Background And Aims: The Royal Free Hospital-Nutritional Prioritizing Tool (RFH-NPT) identifies nutritional risk in patients with liver disease, an important factor in cirrhosis outcomes. Recognizing the gap in existing prognostic models, which often overlook malnutrition, we developed and validated an RFH-NPT-based model for predicting outcomes of patients with cirrhosis.

Methods: This study included inpatients with cirrhosis from a single center between February and July 2016 (training cohort) and patients from six other medical centers admitted between December 2011 and May 2022 (validation cohort). RFH-NPT assessment was conducted at admission, followed by a 5-year follow-up. A nomogram was created using prognostic variables from Cox modeling, best subset regression (BSR), and least absolute shrinkage and selection operator (LASSO) regression. Its performance was evaluated using various statistical methods and compared with that of existing models such as the Child‒Pugh, MELD, and MELD-Na.

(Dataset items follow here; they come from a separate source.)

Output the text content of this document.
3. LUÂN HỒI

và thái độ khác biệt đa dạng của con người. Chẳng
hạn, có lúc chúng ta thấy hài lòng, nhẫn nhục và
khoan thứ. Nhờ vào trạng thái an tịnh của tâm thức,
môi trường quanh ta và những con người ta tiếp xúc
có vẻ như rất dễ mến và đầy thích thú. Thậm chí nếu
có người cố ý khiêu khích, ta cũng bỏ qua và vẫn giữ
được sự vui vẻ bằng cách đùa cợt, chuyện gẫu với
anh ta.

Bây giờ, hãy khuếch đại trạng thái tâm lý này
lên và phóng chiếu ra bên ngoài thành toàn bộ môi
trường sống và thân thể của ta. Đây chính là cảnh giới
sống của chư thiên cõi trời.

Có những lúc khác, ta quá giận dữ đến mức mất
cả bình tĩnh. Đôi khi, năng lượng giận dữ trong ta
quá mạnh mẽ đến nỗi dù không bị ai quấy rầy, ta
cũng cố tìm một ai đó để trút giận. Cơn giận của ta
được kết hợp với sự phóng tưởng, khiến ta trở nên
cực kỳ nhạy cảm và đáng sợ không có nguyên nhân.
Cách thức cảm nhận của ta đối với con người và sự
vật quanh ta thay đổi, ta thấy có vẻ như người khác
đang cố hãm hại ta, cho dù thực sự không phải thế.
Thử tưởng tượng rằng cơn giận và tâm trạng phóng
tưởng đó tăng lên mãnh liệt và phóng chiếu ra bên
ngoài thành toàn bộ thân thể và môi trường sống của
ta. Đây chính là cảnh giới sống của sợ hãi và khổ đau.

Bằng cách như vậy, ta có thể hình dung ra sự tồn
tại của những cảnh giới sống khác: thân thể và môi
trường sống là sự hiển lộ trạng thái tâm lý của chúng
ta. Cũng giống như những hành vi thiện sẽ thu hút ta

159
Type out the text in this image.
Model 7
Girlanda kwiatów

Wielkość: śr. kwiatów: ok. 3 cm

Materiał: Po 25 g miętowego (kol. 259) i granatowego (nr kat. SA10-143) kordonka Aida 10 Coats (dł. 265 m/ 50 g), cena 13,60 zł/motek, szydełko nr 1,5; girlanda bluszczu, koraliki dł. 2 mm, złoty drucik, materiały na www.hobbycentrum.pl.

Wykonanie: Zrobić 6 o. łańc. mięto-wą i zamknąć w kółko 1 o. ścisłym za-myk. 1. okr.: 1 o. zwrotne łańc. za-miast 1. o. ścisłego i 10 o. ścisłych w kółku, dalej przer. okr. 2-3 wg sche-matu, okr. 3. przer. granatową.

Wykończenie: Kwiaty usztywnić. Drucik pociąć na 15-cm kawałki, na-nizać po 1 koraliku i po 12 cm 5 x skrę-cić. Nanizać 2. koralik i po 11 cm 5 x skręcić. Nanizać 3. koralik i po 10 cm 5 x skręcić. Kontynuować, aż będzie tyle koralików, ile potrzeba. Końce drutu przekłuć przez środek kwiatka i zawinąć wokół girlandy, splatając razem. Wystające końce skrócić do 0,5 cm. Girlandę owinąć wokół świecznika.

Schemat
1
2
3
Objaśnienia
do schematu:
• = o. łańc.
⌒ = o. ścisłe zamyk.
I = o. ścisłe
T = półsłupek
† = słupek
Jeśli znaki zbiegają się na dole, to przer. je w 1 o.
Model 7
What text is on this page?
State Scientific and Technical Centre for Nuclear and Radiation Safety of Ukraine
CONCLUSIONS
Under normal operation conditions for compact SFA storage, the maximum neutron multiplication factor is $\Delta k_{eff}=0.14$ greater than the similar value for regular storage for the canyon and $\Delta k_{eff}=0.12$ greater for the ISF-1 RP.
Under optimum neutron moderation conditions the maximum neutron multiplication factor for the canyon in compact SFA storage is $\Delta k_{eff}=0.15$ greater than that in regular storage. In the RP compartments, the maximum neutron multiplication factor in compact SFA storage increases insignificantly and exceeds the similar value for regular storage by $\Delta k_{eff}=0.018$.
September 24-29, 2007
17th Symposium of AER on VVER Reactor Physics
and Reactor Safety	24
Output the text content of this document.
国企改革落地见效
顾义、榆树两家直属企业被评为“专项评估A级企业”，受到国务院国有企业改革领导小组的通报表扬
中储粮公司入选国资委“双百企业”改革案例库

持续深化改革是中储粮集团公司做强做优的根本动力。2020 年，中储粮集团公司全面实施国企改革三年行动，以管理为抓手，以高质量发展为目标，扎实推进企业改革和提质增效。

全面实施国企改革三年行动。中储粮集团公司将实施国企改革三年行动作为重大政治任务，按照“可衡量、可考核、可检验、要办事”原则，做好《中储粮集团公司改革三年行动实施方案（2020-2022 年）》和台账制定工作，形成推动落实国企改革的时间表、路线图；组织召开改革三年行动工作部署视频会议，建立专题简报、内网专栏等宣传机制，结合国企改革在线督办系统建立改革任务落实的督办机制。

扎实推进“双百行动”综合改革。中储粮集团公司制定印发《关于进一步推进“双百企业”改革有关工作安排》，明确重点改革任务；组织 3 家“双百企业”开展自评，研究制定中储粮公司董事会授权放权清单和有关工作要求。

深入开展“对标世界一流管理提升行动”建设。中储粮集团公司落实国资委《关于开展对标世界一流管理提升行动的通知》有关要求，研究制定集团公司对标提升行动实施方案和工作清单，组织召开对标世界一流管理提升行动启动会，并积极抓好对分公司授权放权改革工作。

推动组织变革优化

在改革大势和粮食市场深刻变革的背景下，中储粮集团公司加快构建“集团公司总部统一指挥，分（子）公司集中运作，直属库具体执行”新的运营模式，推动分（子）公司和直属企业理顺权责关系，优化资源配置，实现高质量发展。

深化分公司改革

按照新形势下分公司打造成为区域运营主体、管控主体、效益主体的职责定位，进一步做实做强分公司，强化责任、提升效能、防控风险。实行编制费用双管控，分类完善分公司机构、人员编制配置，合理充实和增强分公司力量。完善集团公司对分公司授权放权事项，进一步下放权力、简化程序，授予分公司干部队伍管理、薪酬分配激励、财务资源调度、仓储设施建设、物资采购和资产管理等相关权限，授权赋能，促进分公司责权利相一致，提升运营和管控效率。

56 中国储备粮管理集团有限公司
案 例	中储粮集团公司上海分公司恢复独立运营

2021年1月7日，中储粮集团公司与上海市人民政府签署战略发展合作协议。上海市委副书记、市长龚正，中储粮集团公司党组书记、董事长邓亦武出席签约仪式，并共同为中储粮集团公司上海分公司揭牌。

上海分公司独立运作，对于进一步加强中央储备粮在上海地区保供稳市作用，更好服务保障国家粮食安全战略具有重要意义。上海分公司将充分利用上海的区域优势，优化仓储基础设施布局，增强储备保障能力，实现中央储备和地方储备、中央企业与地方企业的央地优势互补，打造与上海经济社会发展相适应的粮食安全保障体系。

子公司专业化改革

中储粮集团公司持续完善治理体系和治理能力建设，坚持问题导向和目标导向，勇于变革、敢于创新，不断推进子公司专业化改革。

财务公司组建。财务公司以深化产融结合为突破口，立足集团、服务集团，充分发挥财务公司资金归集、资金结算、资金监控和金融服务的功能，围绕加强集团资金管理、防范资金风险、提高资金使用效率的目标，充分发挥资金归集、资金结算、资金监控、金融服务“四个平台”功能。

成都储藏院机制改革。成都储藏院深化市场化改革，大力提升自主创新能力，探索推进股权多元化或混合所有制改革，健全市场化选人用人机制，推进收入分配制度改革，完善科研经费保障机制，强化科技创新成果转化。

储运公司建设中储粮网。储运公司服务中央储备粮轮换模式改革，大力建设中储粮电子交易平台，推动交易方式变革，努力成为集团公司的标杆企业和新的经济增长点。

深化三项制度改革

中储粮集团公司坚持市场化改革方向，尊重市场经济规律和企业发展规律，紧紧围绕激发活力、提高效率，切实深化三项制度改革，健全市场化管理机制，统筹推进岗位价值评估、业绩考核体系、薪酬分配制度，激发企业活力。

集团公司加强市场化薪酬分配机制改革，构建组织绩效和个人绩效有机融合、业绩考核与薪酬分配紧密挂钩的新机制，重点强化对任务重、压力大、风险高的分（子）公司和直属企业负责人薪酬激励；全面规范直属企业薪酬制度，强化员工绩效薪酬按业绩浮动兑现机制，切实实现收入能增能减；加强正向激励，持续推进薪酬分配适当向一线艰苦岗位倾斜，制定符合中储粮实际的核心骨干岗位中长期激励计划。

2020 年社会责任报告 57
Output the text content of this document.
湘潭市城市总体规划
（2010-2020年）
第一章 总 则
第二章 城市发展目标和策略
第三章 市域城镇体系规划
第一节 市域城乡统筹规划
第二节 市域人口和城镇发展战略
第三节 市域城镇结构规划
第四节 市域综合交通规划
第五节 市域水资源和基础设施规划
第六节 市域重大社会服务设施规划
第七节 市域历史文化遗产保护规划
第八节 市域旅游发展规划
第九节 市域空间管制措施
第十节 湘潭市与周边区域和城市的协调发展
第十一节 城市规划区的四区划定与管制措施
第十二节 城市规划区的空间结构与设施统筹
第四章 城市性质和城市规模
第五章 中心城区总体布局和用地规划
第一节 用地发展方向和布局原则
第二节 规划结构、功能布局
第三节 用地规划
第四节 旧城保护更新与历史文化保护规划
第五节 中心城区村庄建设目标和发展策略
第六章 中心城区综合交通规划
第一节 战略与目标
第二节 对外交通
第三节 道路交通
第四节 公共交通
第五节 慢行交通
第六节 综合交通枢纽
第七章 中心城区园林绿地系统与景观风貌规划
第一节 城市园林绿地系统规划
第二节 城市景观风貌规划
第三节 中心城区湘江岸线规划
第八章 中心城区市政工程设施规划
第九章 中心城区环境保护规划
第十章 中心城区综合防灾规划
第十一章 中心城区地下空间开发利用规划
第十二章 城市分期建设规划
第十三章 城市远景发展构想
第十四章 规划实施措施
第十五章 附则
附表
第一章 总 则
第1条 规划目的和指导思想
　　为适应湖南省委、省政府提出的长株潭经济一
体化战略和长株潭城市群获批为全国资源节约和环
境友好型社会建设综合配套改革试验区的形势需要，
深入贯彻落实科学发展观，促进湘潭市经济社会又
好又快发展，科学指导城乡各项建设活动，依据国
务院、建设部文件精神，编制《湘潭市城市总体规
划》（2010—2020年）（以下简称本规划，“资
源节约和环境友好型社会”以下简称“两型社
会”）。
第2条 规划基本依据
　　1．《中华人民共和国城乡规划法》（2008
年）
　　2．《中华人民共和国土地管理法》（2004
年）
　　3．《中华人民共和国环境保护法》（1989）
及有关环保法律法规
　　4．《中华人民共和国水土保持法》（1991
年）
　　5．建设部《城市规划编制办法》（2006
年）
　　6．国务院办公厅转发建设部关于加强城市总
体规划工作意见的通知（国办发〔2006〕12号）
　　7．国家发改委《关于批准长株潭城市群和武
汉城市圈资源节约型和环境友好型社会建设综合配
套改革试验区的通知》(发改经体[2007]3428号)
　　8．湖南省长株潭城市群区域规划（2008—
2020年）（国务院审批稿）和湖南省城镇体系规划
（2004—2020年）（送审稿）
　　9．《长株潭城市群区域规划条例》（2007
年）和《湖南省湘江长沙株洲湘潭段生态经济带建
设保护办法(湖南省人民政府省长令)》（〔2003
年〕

Results: A total of 152 patients were included in the training cohort. The nutritional risk was significantly greater in nonsurvivors (81.1%) than in survivors (46.5%). The nomogram showed better accuracy in predicting 1-, 3-, and 5-year survival than traditional methods. The nomogram's effectiveness was confirmed in the validation cohort of 320 patients.

Conclusion: This study re-emphasizes the critical role of malnutrition in patients with liver cirrhosis and establishes an effective RFH-NPT-based model for outcome prediction.

Clinical Trial Registration: This study is registered at Clinicaltrials.gov (NCT05513651).